Efficient Phi-Regret Minimization in Extensive-Form Games via Online Mirror Descent
This work addresses computational efficiency in learning equilibria for extensive-form games, which is crucial for applications in AI and game theory, though it is incremental as it builds on existing Φ-Hedge and OMD methods.
The paper tackles the computational intractability of converting Extensive-Form Games (EFGs) to Normal-Form Games (NFGs) for learning, showing that the Φ-Hedge algorithm can efficiently learn equilibria like Nash Equilibria, NFCCE, and EFCE in EFGs by connecting it to Online Mirror Descent (OMD) with dilated regularizers, achieving a sharp Õ(√XAT) EFCE-regret under bandit-feedback, which matches the information-theoretic lower bound.
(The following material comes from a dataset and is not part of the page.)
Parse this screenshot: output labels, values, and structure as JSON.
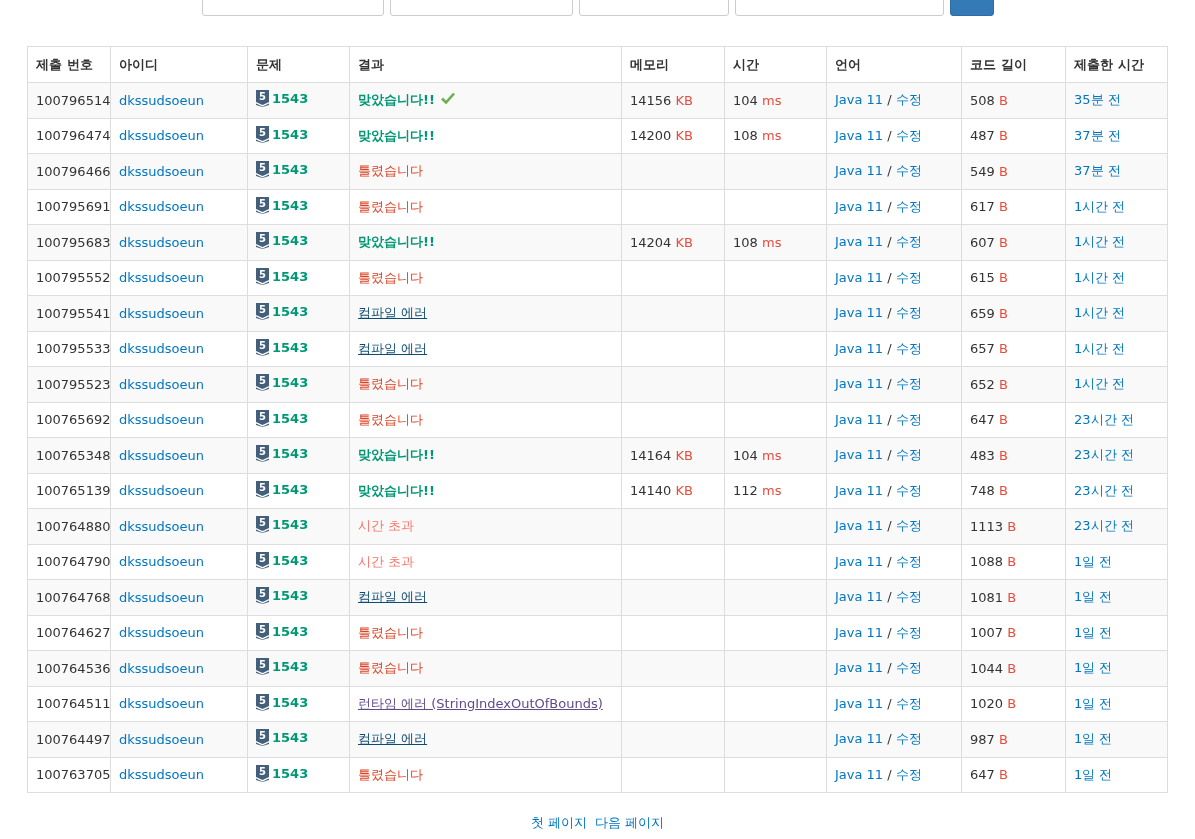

A conceptually appealing approach for learning Extensive-Form Games (EFGs) is to convert them to Normal-Form Games (NFGs). This approach enables us to directly translate state-of-the-art techniques and analyses in NFGs to learning EFGs, but typically suffers from computational intractability due to the exponential blow-up of the game size introduced by the conversion. In this paper, we address this problem in natural and important setups for the \emph{$Φ$-Hedge} algorithm -- A generic algorithm capable of learning a large class of equilibria for NFGs. We show that $Φ$-Hedge can be directly used to learn Nash Equilibria (zero-sum settings), Normal-Form Coarse Correlated Equilibria (NFCCE), and Extensive-Form Correlated Equilibria (EFCE) in EFGs. We prove that, in those settings, the \emph{$Φ$-Hedge} algorithms are equivalent to standard Online Mirror Descent (OMD) algorithms for EFGs with suitable dilated regularizers, and run in polynomial time. This new connection further allows us to design and analyze a new class of OMD algorithms based on modifying its log-partition function. In particular, we design an improved algorithm with balancing techniques that achieves a sharp $\widetilde{\mathcal{O}}(\sqrt{XAT})$ EFCE-regret under bandit-feedback in an EFG with $X$ information sets, $A$ actions, and $T$ episodes. To our best knowledge, this is the first such rate and matches the information-theoretic lower bound.